At least a dozen recordings were issued in the wake of the success of the Nonesuch recording, and the work enjoyed significant exposure in a number of artistic media worldwide. The work was repeatedly used by filmmakers in the 1990s to elicit a sense of pathos or sorrow, including as an accompaniment to a plane crash in Peter Weir's Fearless (1993), and in the soundtrack to Julian Schnabel's Basquiat (1996). An art gallery in Santa Fe, New Mexico opened an exhibit in 1995 dedicated entirely to visual art inspired by the piece. In 1997, the symphony was sampled for the song "Gorecki" by the English trip-hop act Lamb, which peaked at number 30 on the UK singles charts in 1997. In 1999, the symphony was featured prominently in the track "Finished Symphony" by the English progressive breaks act Hybrid.
Symphony No. 3 is dedicated to Górecki's wife Jadwiga Rurańska. When asked why, Górecki responded, "Who was I supposed to dedicate it to? Górecki has never sought to explain the symphony as a response to a political or historical event. Instead, he has maintained that the work is an evocation of the ties between mother and child. Some critics have seen the symphony as a memorial to victims of the Nazis in Poland during the Holocaust, particularly in the light of Górecki's choice of texts. (Interestingly, the 2nd movement plays on a constant loop in the "Holocaust" exhibition room of the Auckland Museum, New Zealand.) Górecki was commissioned to write music in response to the Holocaust in the 1960s but was unable to finish any of the pieces he started for that purpose. While Górecki has stated that for many years he sought to produce a work specifically in response to Auschwitz, he has resisted that interpretation of Symphony No. 3, which he prefers to be viewed in a wider context.
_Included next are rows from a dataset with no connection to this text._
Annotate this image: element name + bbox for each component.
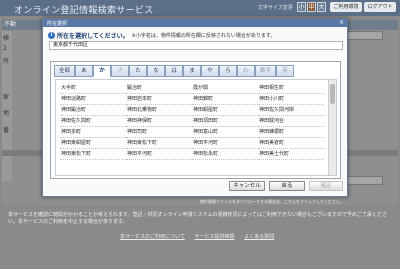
place-item[interactable]: 鍛冶町 (126, 83, 192, 94)
download-notice: 物件情報ファイルをダウンロードする場合は、こちらをクリックしてください。 (200, 199, 344, 204)
background-side-label: 地 (3, 110, 10, 117)
place-item[interactable]: 神田東紺屋町 (60, 138, 126, 149)
place-item[interactable]: 神田松永町 (192, 149, 258, 160)
cancel-button[interactable]: キャンセル (229, 181, 265, 191)
back-button[interactable]: 戻る (269, 181, 305, 191)
background-button (343, 176, 383, 185)
kana-tab[interactable]: あ (75, 65, 93, 77)
kana-tab[interactable]: ま (183, 65, 201, 77)
place-item[interactable]: 神田平河町 (192, 138, 258, 149)
link-service-hours[interactable]: サービス提供時間 (194, 234, 234, 240)
kana-tab[interactable]: か (93, 65, 111, 77)
confirm-button[interactable]: 確定 (309, 181, 343, 191)
app-title: オンライン登記情報検索サービス (14, 6, 154, 16)
place-item[interactable]: 神田鍛冶町 (60, 105, 126, 116)
kana-tabs: 全部あかさたなはまやらわ数字英 (54, 65, 294, 77)
kana-picker: 全部あかさたなはまやらわ数字英 大手町 鍛冶町 霞が関 神田相生町神田淡路町 神田岩本町… (50, 61, 341, 179)
place-item[interactable]: 神田紺屋町 (192, 105, 258, 116)
logout-button[interactable]: ログアウト (364, 2, 396, 12)
kana-tab[interactable]: わ (237, 65, 255, 77)
place-item[interactable]: 神田相生町 (258, 83, 324, 94)
kana-tab[interactable]: た (129, 65, 147, 77)
kana-tab[interactable]: 英 (276, 65, 294, 77)
background-sidebar (2, 31, 12, 181)
place-item[interactable]: 神田東松下町 (60, 149, 126, 160)
dialog-title: 所在選択 (47, 20, 68, 27)
place-list-scrollbar[interactable] (328, 80, 336, 175)
footer-links: 本サービスのご利用について サービス提供時間 よくある質問 (120, 233, 282, 240)
place-item[interactable]: 神田平河町 (126, 149, 192, 160)
font-size-large-button[interactable]: 大 (317, 2, 326, 12)
kana-tab[interactable]: さ (111, 65, 129, 77)
kana-tab[interactable]: 全部 (54, 65, 75, 77)
background-side-label: 所 (3, 58, 10, 65)
background-side-label: 番 (3, 127, 10, 134)
place-item[interactable]: 神田練塀町 (258, 127, 324, 138)
dialog-footer: キャンセル 戻る 確定 (43, 181, 349, 195)
place-item[interactable]: 神田司町 (126, 127, 192, 138)
place-item[interactable]: 神田佐久間町 (60, 116, 126, 127)
background-button (343, 31, 383, 40)
place-item[interactable]: 神田小川町 (258, 94, 324, 105)
instruction-row: i 所在を選択してください。 ※小字名は、物件情報の所在欄に反映されない場合があ… (48, 31, 275, 40)
instruction-note: ※小字名は、物件情報の所在欄に反映されない場合があります。 (131, 33, 276, 39)
place-grid: 大手町 鍛冶町 霞が関 神田相生町 神田淡路町 神田岩本町 神田錦町 神田小川町 神田鍛冶町 神田… (60, 83, 324, 160)
instruction-text: 所在を選択してください。 (57, 33, 129, 40)
kana-tab[interactable]: 数字 (255, 65, 276, 77)
place-item[interactable]: 神田東松下町 (126, 138, 192, 149)
kana-tab[interactable]: な (147, 65, 165, 77)
place-item[interactable]: 神田錦町 (192, 94, 258, 105)
place-item[interactable]: 神田多町 (60, 127, 126, 138)
close-icon[interactable]: × (339, 19, 344, 27)
info-icon: i (48, 32, 55, 39)
place-item[interactable]: 神田神保町 (126, 116, 192, 127)
place-list: 大手町 鍛冶町 霞が関 神田相生町 神田淡路町 神田岩本町 神田錦町 神田小川町 神田鍛冶町 神田… (55, 79, 337, 176)
place-item[interactable]: 神田淡路町 (60, 94, 126, 105)
place-item[interactable]: 神田美土代町 (258, 149, 324, 160)
place-item[interactable]: 神田北乗物町 (126, 105, 192, 116)
selected-address-field[interactable]: 東京都千代田区 (49, 41, 343, 50)
usage-environment-button[interactable]: ご利用環境 (330, 2, 362, 12)
dialog-titlebar: 所在選択 (43, 19, 347, 27)
scrollbar-thumb[interactable] (330, 84, 335, 104)
place-item[interactable]: 霞が関 (192, 83, 258, 94)
link-faq[interactable]: よくある質問 (244, 234, 274, 240)
footnote-text: 本サービスを確認に時間がかかることが考えられます。登記・供託オンライン申請システ… (8, 212, 387, 225)
link-about-service[interactable]: 本サービスのご利用について (120, 234, 185, 240)
location-select-dialog: 所在選択 × i 所在を選択してください。 ※小字名は、物件情報の所在欄に反映さ… (42, 18, 348, 197)
place-item[interactable]: 大手町 (60, 83, 126, 94)
kana-tab[interactable]: は (165, 65, 183, 77)
place-item[interactable]: 神田岩本町 (126, 94, 192, 105)
place-item[interactable]: 神田須田町 (192, 116, 258, 127)
place-item[interactable]: 神田駿河台 (258, 116, 324, 127)
font-size-small-button[interactable]: 小 (297, 2, 306, 12)
background-side-label: 2 (3, 45, 7, 52)
background-side-label: 家 (3, 94, 10, 101)
font-size-medium-button[interactable]: 中 (307, 2, 316, 12)
background-side-label: 検 (3, 35, 10, 42)
place-item[interactable]: 神田富山町 (192, 127, 258, 138)
kana-tab[interactable]: や (201, 65, 219, 77)
kana-tab[interactable]: ら (219, 65, 237, 77)
place-item[interactable]: 神田美倉町 (258, 138, 324, 149)
font-size-label: 文字サイズ変更 (258, 5, 293, 11)
place-item[interactable]: 神田佐久間河岸 (258, 105, 324, 116)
Other critics have attempted to interpret the symphony in spiritual terms, an approach which Górecki has also dismissed.
Górecki has said of the work, "Many of my family died in concentration camps. I had a grandfather who was in Dachau, an aunt in Auschwitz. You know how it is between Poles and Germans. But Bach was a German too—and Schubert, and Strauss. Everyone has his place on this little earth. That's all behind me. So the Third Symphony is not about war; it's not a Dies Irae; it's a normal Symphony of Sorrowful Songs.